23. 23. The use of an insulin secretion stimulator in combination with a compound of the formula (I) according to any of claims 1 to 10, which is for the preparation of a medicinal combination for the treatment and / or the prevention of diabetes.
24. 24. The use according to claim 23, which is for the preparation of a medicinal combination for the treatment and / or prevention of non-insulin-dependent diabetes.
25. 25. The use of an insulin secretion stimulator in combination with a compound of the formula (I) according to any of claims 1 to 10, which is for the preparation of a medicinal combination for the treatment of at least one of the pathologies associated with the syndrome of insulin resistance, which is chosen between dyslipidemia, obesity, arterial hypertension and microvascular and macrovascular complications, p. ex. , atherosclerosis, retinopathy, nephropathy and neuropathy.

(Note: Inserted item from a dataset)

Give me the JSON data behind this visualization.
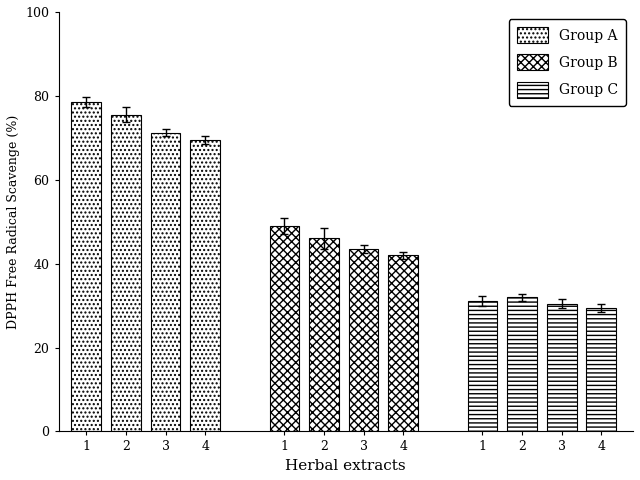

26. 26. The use according to claims 23 to 25, wherein the insulin secretion stimulator is defined in accordance with claims 15 to 17.
27. 27. The use according to any of claims 23 to 26, wherein the combination is that defined in claims 18 to 21.
28. 28. The use according to any of claims 23 to 27, wherein the administration of the compound ( I) and that of the stimulator of insulin secretion is done simultaneously, separately or consecutively.
29. 29. A set of elements characterized in that it comprises a compound of the formula (I), according to any of claims 1 to 10, and an insulin secretion stimulator, according to any of claims 15 to 17, which is for simultaneous, separate or consecutive administration.